Friday, July 15, 2011

Mendelssohn - The Variations Serieuses...A Work of Great Importance

Mendelssohn is justifiably compared, in terms of precocity, with Mozart.
He wrote music at an extremely early age, and publicly appeared as a pianist before age ten. He possessed an assiduously keen curiosity about his world, and traveled a great deal, having been born into a family of power and wealth; after all, his grandfather was the philosopher Moses Mendelssohn, his father Abraham one of Germany's more powerful bankers. We know that he read Shakespeare in English as well as in German. Among other accomplishments, he was the founder of the Leipzig Conservatory, and gained great notoriety both on the Continent and in England.
His Symphonies and the marvelous Violin Concerto are among his better-known masterpieces.
In the piano solo aspect, his Songs Without Words remain to this day among the more popular masterpieces for the instrument.
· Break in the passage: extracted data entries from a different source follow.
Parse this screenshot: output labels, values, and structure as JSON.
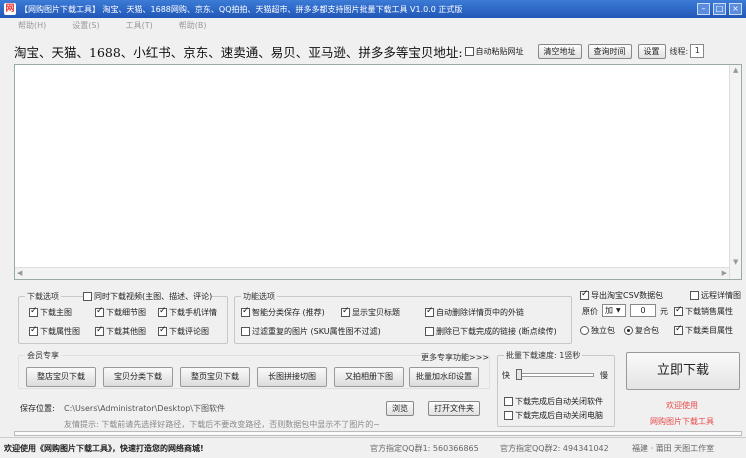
{
  "window": {
    "title": "【网购图片下载工具】 淘宝、天猫、1688网购、京东、QQ拍拍、天猫超市、拼多多都支持图片批量下载工具 V1.0.0 正式版",
    "icon_letter": "网"
  },
  "menu": [
    "帮助(H)",
    "设置(S)",
    "工具(T)",
    "帮助(B)"
  ],
  "url_row": {
    "label": "淘宝、天猫、1688、小红书、京东、速卖通、易贝、亚马逊、拼多多等宝贝地址:",
    "auto_paste_label": "自动粘贴网址",
    "clear_btn": "清空地址",
    "query_btn": "查询时间",
    "settings_btn": "设置",
    "threads_label": "线程:",
    "threads_value": "1"
  },
  "download_options": {
    "title": "下载选项",
    "video_label": "同时下载视频(主图、描述、评论)",
    "items": [
      {
        "label": "下载主图",
        "checked": true
      },
      {
        "label": "下载细节图",
        "checked": true
      },
      {
        "label": "下载手机详情",
        "checked": true
      },
      {
        "label": "下载属性图",
        "checked": true
      },
      {
        "label": "下载其他图",
        "checked": true
      },
      {
        "label": "下载评论图",
        "checked": true
      }
    ]
  },
  "function_options": {
    "title": "功能选项",
    "items": [
      {
        "label": "智能分类保存 (推荐)",
        "checked": true
      },
      {
        "label": "显示宝贝标题",
        "checked": true
      },
      {
        "label": "自动删除详情页中的外链",
        "checked": true
      },
      {
        "label": "过滤重复的图片 (SKU属性图不过滤)",
        "checked": false
      },
      {
        "label": "删除已下载完成的链接 (断点续传)",
        "checked": false
      }
    ]
  },
  "right_options": {
    "export_label": "导出淘宝CSV数据包",
    "detail_label": "远程详情图",
    "price_label": "原价",
    "price_op": "加",
    "price_value": "0",
    "price_unit": "元",
    "sales_attr_label": "下载销售属性",
    "single_label": "独立包",
    "combined_label": "复合包",
    "category_attr_label": "下载类目属性"
  },
  "member": {
    "title": "会员专享",
    "more_label": "更多专享功能>>>",
    "buttons": [
      "整店宝贝下载",
      "宝贝分类下载",
      "整页宝贝下载",
      "长图拼接切图",
      "又拍相册下图",
      "批量加水印设置"
    ]
  },
  "speed": {
    "title": "批量下载速度: 1竖秒",
    "fast": "快",
    "slow": "慢",
    "close_software": "下载完成后自动关闭软件",
    "shutdown": "下载完成后自动关闭电脑"
  },
  "download_now": "立即下载",
  "welcome_link": "欢迎使用",
  "brand_link": "网购图片下载工具",
  "save": {
    "label": "保存位置:",
    "path": "C:\\Users\\Administrator\\Desktop\\下图软件",
    "browse": "浏览",
    "open_folder": "打开文件夹",
    "tip": "友情提示: 下载前请先选择好路径，下载后不要改变路径，否则数据包中显示不了图片的~"
  },
  "status": {
    "welcome": "欢迎使用《网购图片下载工具》，快速打造您的网络商城!",
    "qq1": "官方指定QQ群1: 560366865",
    "qq2": "官方指定QQ群2: 494341042",
    "location": "福建 · 莆田 天图工作室"
  },
  "colors": {
    "titlebar": "#2f6cc9",
    "link_red": "#e84a4a"
  }
}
One piece, which I believe should be more widely acknowledged, is his Variations Serieuses, primarily for one reason; that is, the quality of dimension in a piece for piano solo.
It goes without saying that in his orchestral works and the Concertos the architectural abilities of Mendelssohn are pandemic, marvelously enhanced by way of his pristine harmonic judgement.
However, in his works for piano solo, he does not involve himself quite as much in size as he does so wonderfully in his harmonic judgement, as witnessed countless times in his Songs Without Words, most of which are a few pages in length. Certainly his vaunted Rondo has extended material; however, in the Variations we see a piece of music of considerable size and concept, both in material and in his abilities to develop variations. As I recall, it was written in 1841, only a few years before a tragically premature death.
There are a few recordings of the Variations available. It is, of course, familiar among those in the profession; however, this blog will serve, hopefully, as a piece of information which will serve some of you by way of discovery of Mendelssohn as not only the great composer we all know, but also as a musical architect of the first magnitude through these magnificent variations.
As a child, I was entranced by the Horowitz recording - see if you can get hold of it.